Siamo nella stessa situazione, io e Finnick. Siamo entrambi in pena per le persone che amiamo e che non siamo in grado di mettere in salvo. Quest’immunità, per quanto flebile e lontana, ci è un po' di conforto.
Vorrei poter fare altro per farlo stare meglio… per far stare meglio chiunque, in verità, ma è troppo al di là delle mie capacità.
Le mie capacità, adesso, sono tutte sotto l’attenzione di Plutarch e della sua assistente, Fulvia, che dirigono insieme il grosso carrozzone che definiscono allegramente “Passaggi Propagandistici” o, per abbreviare, “Pass-Pro”: dei messaggi di propaganda, per l’appunto, per alimentare il diffondersi della rivolta e dei combattimenti contro il potere di Capitol City. Beetee, che si sta riprendendo lentamente dalle ferite riportate nell’arena, li userà per diffonderli in tutta la nazione e per colpire il potere che ancora regge in alcuni distretti e nella capitale. In teoria avrebbero potuto realizzare i Pass-Pro con qualsiasi persona a loro disposizione: Finnick, se fosse stato in grado di concentrarsi per più di due minuti su un determinato argomento che non sia Annie, o lo stesso Beetee. Avrebbero potuto usare anche i profughi ed i rifugiati che hanno trovato al 13 una nuova casa dove stare… ma perché usare loro, quando hanno a disposizione il vero simbolo della rivolta? Perché usare dei rimpiazzi, quando hanno a disposizione me? Katniss Everdeen, la Ragazza di Fuoco? Una Ragazza di Fuoco che si è evoluta, come per magia, in una Ghiandaia Imitatrice.

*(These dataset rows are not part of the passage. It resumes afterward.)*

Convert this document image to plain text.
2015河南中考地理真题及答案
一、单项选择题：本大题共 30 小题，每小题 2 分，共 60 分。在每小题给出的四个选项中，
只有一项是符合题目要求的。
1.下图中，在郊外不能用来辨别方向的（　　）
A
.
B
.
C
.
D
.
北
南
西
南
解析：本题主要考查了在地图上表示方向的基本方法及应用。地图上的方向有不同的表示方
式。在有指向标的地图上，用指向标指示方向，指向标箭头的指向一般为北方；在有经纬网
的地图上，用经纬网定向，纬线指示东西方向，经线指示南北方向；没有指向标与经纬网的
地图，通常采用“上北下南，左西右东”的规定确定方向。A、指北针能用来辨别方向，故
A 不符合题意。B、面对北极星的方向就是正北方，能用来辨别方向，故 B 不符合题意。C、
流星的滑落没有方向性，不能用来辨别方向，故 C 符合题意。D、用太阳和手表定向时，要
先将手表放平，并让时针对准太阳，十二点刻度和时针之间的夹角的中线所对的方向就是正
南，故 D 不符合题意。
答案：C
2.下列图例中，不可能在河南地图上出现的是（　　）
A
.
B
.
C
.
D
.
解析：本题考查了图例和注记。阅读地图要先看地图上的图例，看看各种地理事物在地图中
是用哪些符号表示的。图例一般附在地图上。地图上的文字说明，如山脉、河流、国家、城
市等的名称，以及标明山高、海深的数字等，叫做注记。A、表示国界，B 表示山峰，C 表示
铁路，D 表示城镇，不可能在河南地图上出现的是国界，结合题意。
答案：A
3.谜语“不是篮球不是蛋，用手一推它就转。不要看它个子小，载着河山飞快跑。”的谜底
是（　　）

Ecco perché premevano così tanto affinché scegliessi di collaborare con loro: la mia immagine è più forte di qualsiasi altro vincitore degli Hunger Games, o di qualsiasi rifugiato qui presente. Gli stessi distretti mi hanno eletta a loro simbolo: per loro, sono una paladina della giustizia.
Non sanno quanto si sbagliano, in realtà. Non sanno che, se sono arrivata dove sono ora, è perché ho sempre ricevuto una mano da qualcuno. Io, da sola, non avrei mai combinato niente di buono. Sarei morta nell’arena grazie a quelle maledette bacche, se fosse stato per me.
E la dimostrazione di quanto io non sia capace di far nulla da sola ce l’ho davanti ai miei occhi proprio adesso. Ho bisogno di un’intera squadra per fare in modo che tutto venga rispettato e che tutto riesca secondo i piani. Plutarch e Fulvia, da bravi Strateghi quali sono, mi danno indicazioni e mi mostrano ciò che dovrò fare per le telecamere. Ho ancora un paio di giorni davanti prima di affrontare il set, e nel frattempo mi illustrano tutto ciò che mi sono persa nell’ultimo mese e mezzo.
- La maggior parte dei Distretti si è ribellata ed è sfuggita al controllo di Panem – dice Plutarch, pacato come sempre. – Alcuni sono ancora assoggettati alla dittatura, soprattutto i Distretti più vicini alla capitale. Ovviamente l’unico distretto che non si ribellerà da solo sarà il Distretto 2, visto il tipo di rapporti che i suoi abitanti ha sempre tenuto con Capitol City…
- Ovviamente – mormoro a mezza bocca.
- …e per quelli si dovrà procedere per forza di cose con degli scontri diretti. Alcuni sono già in corso e non demordiamo. Per i Distretti che ancora mancano all’appello, invece, contiamo soprattutto sull’efficacia dei Pass-Pro e sulla tua presenza scenica.

Presenza scenica. Strano modo per definirmi.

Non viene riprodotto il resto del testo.